Des danses encore, des mimes. À la grâce succèdent des ondulations capricieuses. Le toutim joué sur une musique tzigane entraînante, virevoltante, où rivalisent de bonne humeur trompette, saxophone, contrebasse, accordéon, guitare, violon et trombone. Tandis que Délia mène la partie chant, inspirée par l’Inde, l’Espagne ou les Balkans, Alexandre Romanès est à la baguette. Quatre-vingt-dix minutes durant. Il surveille sa troupe, coordonne, encourage, relance un numéro au saxophone, omniprésent, vigilant et bienveillant.
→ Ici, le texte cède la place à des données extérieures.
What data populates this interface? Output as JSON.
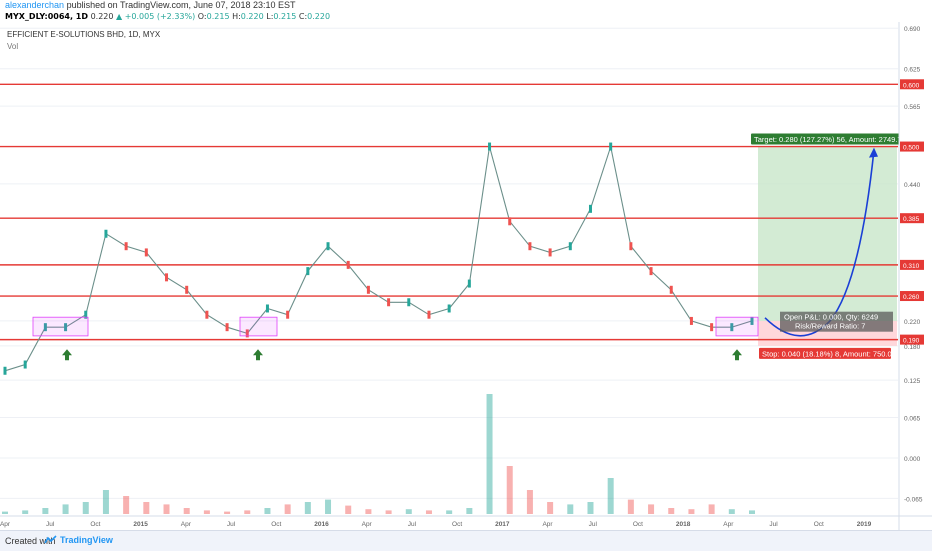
{
  "header": {
    "author": "alexanderchan",
    "published": "published on TradingView.com, June 07, 2018 23:10 EST",
    "symbol": "MYX_DLY:0064, 1D",
    "price": "0.220",
    "change": "▲ +0.005 (+2.33%)",
    "o_label": "O:",
    "o_val": "0.215",
    "h_label": "H:",
    "h_val": "0.220",
    "l_label": "L:",
    "l_val": "0.215",
    "c_label": "C:",
    "c_val": "0.220"
  },
  "chart_title": "EFFICIENT E-SOLUTIONS BHD, 1D, MYX",
  "vol_label": "Vol",
  "colors": {
    "resistance": "#e53935",
    "candle_up": "#26a69a",
    "candle_down": "#ef5350",
    "target_zone": "#c8e6c9",
    "stop_zone": "#ffcdd2",
    "arrow": "#2e7d32",
    "curve": "#1a3fd6",
    "box": "#e040fb"
  },
  "chart_data": {
    "type": "line",
    "title": "EFFICIENT E-SOLUTIONS BHD, 1D, MYX",
    "x": [
      "2014-04",
      "2014-06",
      "2014-07",
      "2014-08",
      "2014-09",
      "2014-10",
      "2014-11",
      "2014-12",
      "2015-01",
      "2015-03",
      "2015-05",
      "2015-06",
      "2015-08",
      "2015-09",
      "2015-10",
      "2015-12",
      "2016-01",
      "2016-03",
      "2016-05",
      "2016-07",
      "2016-09",
      "2016-11",
      "2017-01",
      "2017-02",
      "2017-03",
      "2017-04",
      "2017-05",
      "2017-07",
      "2017-09",
      "2017-10",
      "2017-11",
      "2017-12",
      "2018-01",
      "2018-02",
      "2018-03",
      "2018-04",
      "2018-05",
      "2018-06"
    ],
    "series": [
      {
        "values": [
          0.14,
          0.15,
          0.21,
          0.21,
          0.23,
          0.36,
          0.34,
          0.33,
          0.29,
          0.27,
          0.23,
          0.21,
          0.2,
          0.24,
          0.23,
          0.3,
          0.34,
          0.31,
          0.27,
          0.25,
          0.25,
          0.23,
          0.24,
          0.28,
          0.5,
          0.38,
          0.34,
          0.33,
          0.34,
          0.4,
          0.5,
          0.34,
          0.3,
          0.27,
          0.22,
          0.21,
          0.21,
          0.22
        ]
      }
    ],
    "volume": [
      0.02,
      0.03,
      0.05,
      0.08,
      0.1,
      0.2,
      0.15,
      0.1,
      0.08,
      0.05,
      0.03,
      0.02,
      0.03,
      0.05,
      0.08,
      0.1,
      0.12,
      0.07,
      0.04,
      0.03,
      0.04,
      0.03,
      0.03,
      0.05,
      1.0,
      0.4,
      0.2,
      0.1,
      0.08,
      0.1,
      0.3,
      0.12,
      0.08,
      0.05,
      0.04,
      0.08,
      0.04,
      0.03
    ],
    "resistance_levels": [
      {
        "value": 0.6,
        "label": "0.600"
      },
      {
        "value": 0.5,
        "label": "0.500"
      },
      {
        "value": 0.385,
        "label": "0.385"
      },
      {
        "value": 0.31,
        "label": "0.310"
      },
      {
        "value": 0.26,
        "label": "0.260"
      },
      {
        "value": 0.19,
        "label": "0.190"
      }
    ],
    "price_axis_ticks": [
      "0.690",
      "0.625",
      "0.565",
      "0.440",
      "0.220",
      "0.180",
      "0.125",
      "0.065",
      "0.000",
      "-0.065"
    ],
    "time_axis_ticks": [
      "Apr",
      "Jul",
      "Oct",
      "2015",
      "Apr",
      "Jul",
      "Oct",
      "2016",
      "Apr",
      "Jul",
      "Oct",
      "2017",
      "Apr",
      "Jul",
      "Oct",
      "2018",
      "Apr",
      "Jul",
      "Oct",
      "2019"
    ],
    "position": {
      "entry": 0.22,
      "target": 0.5,
      "stop": 0.18,
      "target_label": "Target: 0.280 (127.27%) 56, Amount: 2749.72",
      "stop_label": "Stop: 0.040 (18.18%) 8, Amount: 750.04",
      "open_pl_label": "Open P&L: 0.000, Qty: 6249",
      "risk_reward_label": "Risk/Reward Ratio: 7"
    },
    "ylim": [
      -0.09,
      0.7
    ]
  },
  "footer": {
    "created_with": "Created with",
    "brand": "TradingView"
  }
}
En guise de conclusion conviviale, il égrène quelques proverbes tziganes qui laissent songeur et sourire. Comme celui-ci : « Quand tu es au fond du trou, arrête de creuser ! » C’est là du cirque sans fard. Sans costume, sans maquillage. Qui ne triche pas, s’éclaire de quelques projecteurs pour souligner quatre disciplines majeures du cirque, les exercices de funambule, de contorsionniste, de trapèze et de jonglage. Des corps alertes, bondissant, rebondissant, jaillissant à la force du poignet, acrobates espiègles, en dehors des lois de la pesanteur. Beaucoup d’imagination, une pleine bordée de sourire et d’énergie, un fagot de fantaisie.

Aujourd’hui, le cirque Romanès illumine les quais bordelais. À la rentrée, il sera de nouveau sur le pourtour parisien, pour un autre spectacle, les Lignes de la main, jusqu’au coude !, écrit par Alexandre, comme un clin d’œil à Délia, qui jadis lisait précisément dans les lignes de la main, voire plus ! Un spectacle qui entend jongler entre la musique tzigane et le flamenco, avec plus de danse, plus de chant. « C’est un mélange des genres qui se prête très bien au cirque », considère Alexandre Romanès. Sans rien enlever à la poésie, au rêve. À la simplicité d’un cirque dépourvu d’artifices.